Tuesday, February 2, 2016

"You forgot about me!"

"You forgot about me!" I don't understand some people. They get upset when you don't pick up the phone to call them but they have fingers and a phone too so why can't you call me wheres you're effort why do I have to give you my all. In addition to that I have a life. I'm not sitting there every morning thinking about the people i'm going to call today. If I don't talk to my siblings and my other closes relatives daily what makes you think I care to talk to you everyday? If the people on earth that matters the most to me I barely talk to then why do I have to talk to you everyday? People are emotional and selfish its like the world is getting more self absorbed every single day and I'm tired of it. I'm ready for this opportunity that just presented itself and God willing it'll go the right way. My goal is to travel, begin my own non profit organization for those in need and just help as many people worldwide as possible. People get so upset at Oprah for building schools and investing into certain parts of Africa when they feel she needs to do more over here. I don't blame her one bit this is the money she's earned so who in the hell can tell her how to spend it. My objective is to save lives and I'm currently working on building my non profit organization which will focus on specific individuals for example I plan on beginning my own organization to help wounded veterans, ill children and single mothers who can't provide for both themselves and their child/children. My mother was always a single parent who struggled at times so that means the world to me. I'm going to make a change in this world before my last breath and no ones going to stop me. So if you're wondering why I forgot about you. I forgot about you because I'm focused on making changes to my environment and the world abroad.

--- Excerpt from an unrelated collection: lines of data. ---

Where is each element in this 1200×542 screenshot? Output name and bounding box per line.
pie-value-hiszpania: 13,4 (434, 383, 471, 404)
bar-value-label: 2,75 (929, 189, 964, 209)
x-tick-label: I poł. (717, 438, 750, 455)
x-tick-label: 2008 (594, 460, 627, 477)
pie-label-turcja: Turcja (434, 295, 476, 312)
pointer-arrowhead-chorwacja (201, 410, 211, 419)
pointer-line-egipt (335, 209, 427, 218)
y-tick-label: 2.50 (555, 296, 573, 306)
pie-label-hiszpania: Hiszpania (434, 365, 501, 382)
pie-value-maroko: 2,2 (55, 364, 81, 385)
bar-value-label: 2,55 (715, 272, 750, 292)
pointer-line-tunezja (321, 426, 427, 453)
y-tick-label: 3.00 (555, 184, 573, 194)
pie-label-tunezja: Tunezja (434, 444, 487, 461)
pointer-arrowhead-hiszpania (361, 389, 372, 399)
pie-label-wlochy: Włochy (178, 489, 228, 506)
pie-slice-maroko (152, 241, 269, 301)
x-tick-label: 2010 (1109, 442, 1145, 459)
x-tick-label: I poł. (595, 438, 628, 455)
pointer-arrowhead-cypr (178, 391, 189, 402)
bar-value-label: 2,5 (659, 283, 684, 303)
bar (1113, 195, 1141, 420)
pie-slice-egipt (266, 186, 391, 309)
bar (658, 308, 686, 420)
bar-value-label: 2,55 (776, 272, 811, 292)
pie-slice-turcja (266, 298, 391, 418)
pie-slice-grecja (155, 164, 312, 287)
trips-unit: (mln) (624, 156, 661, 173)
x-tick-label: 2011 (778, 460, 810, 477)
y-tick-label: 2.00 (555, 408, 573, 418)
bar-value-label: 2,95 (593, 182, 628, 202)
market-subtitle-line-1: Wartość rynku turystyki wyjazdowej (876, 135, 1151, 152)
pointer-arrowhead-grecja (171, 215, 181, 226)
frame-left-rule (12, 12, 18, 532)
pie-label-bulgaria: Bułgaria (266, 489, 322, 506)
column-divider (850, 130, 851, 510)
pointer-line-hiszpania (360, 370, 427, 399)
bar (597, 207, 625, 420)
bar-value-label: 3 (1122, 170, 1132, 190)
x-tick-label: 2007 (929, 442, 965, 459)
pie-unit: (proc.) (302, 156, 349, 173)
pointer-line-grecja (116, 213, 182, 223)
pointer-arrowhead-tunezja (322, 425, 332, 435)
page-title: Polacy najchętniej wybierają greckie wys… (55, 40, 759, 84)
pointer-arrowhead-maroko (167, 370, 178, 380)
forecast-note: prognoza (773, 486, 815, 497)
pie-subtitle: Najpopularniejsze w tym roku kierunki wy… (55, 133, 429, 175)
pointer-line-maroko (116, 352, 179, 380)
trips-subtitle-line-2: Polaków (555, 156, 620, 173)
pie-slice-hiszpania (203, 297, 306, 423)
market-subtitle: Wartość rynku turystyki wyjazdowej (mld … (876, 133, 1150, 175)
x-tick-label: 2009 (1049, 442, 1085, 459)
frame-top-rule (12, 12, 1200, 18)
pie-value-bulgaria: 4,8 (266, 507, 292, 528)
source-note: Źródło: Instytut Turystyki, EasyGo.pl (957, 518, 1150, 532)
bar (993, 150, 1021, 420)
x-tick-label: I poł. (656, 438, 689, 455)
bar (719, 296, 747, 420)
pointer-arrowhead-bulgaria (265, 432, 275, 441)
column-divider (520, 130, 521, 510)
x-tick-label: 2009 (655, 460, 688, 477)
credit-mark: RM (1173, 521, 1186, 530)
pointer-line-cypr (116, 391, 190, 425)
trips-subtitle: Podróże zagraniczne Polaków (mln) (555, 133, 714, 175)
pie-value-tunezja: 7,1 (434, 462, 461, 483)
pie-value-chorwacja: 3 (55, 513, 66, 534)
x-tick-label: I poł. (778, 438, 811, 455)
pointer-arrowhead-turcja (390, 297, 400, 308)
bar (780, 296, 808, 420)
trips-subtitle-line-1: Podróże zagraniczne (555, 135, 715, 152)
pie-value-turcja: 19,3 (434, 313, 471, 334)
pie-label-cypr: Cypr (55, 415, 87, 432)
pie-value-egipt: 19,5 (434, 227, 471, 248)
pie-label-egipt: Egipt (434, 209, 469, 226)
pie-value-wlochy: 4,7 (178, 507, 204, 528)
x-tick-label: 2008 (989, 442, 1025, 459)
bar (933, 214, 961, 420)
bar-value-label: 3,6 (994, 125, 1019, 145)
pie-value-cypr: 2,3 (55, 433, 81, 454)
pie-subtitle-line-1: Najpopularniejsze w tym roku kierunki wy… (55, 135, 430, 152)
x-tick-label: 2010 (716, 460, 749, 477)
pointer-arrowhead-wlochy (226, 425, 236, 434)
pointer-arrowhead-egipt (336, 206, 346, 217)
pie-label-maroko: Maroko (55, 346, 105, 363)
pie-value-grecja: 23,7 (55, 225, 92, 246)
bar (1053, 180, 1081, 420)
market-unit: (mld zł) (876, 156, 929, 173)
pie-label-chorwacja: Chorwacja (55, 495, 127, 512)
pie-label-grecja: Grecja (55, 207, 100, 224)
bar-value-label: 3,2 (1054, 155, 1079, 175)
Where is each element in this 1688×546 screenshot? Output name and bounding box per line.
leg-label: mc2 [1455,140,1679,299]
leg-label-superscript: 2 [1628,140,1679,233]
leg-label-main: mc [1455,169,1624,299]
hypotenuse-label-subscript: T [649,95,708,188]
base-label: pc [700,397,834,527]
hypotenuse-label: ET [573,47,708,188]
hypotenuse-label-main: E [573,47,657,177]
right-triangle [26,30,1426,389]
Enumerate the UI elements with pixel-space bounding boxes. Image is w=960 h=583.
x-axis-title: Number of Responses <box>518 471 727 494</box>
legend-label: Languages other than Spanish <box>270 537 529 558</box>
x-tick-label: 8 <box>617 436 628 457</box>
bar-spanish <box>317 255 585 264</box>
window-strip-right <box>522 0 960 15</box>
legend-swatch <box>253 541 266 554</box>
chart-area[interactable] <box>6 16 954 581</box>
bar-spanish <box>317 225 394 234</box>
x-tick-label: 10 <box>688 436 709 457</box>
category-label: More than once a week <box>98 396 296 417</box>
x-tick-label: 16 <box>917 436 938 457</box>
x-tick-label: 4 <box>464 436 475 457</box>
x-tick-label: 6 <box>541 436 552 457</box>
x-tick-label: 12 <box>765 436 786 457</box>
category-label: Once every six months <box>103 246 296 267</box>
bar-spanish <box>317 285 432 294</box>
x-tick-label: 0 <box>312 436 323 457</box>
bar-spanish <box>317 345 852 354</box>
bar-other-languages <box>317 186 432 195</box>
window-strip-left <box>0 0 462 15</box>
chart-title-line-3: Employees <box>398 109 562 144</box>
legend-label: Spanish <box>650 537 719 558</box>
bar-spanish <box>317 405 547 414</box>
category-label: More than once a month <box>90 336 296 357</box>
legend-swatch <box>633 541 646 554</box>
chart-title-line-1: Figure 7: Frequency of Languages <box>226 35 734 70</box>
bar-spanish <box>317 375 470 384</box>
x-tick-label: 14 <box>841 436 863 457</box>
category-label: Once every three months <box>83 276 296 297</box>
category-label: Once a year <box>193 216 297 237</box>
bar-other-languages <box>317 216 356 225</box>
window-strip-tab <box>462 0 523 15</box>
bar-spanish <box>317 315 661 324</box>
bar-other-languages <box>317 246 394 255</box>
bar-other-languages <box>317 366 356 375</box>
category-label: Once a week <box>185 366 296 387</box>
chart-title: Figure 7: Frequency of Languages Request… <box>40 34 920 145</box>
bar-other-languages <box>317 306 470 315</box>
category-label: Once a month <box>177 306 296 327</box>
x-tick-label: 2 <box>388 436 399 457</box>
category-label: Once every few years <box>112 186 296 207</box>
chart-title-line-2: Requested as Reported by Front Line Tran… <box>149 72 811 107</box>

Billions of people need help medically, financially or whatever and I'm going to do my best to provide as much assistance to those in need as possible.

Monday, February 1, 2016

It's a reason why! By: Omar Black

Its a reason why she messed with two guys and the guy she wanted to be the father isn't and the guy she didn't want to be the father is. Maybe that's the punishment you deserve for living the lifestyle you live. Maybe that good guy was too good for you. Maybe that bad guy is what you deserve. Maybe the hardships that he's going to put you through is your punishment for the sinful life you've been living. Who really knows? No one, everyone thinks they know. Everyone thinks whatever they believe in and however they think they believe is right. We live in a judgemental, hypocritical and prejudice world. It's a reason for everything and I'm still trying to figure my reasons.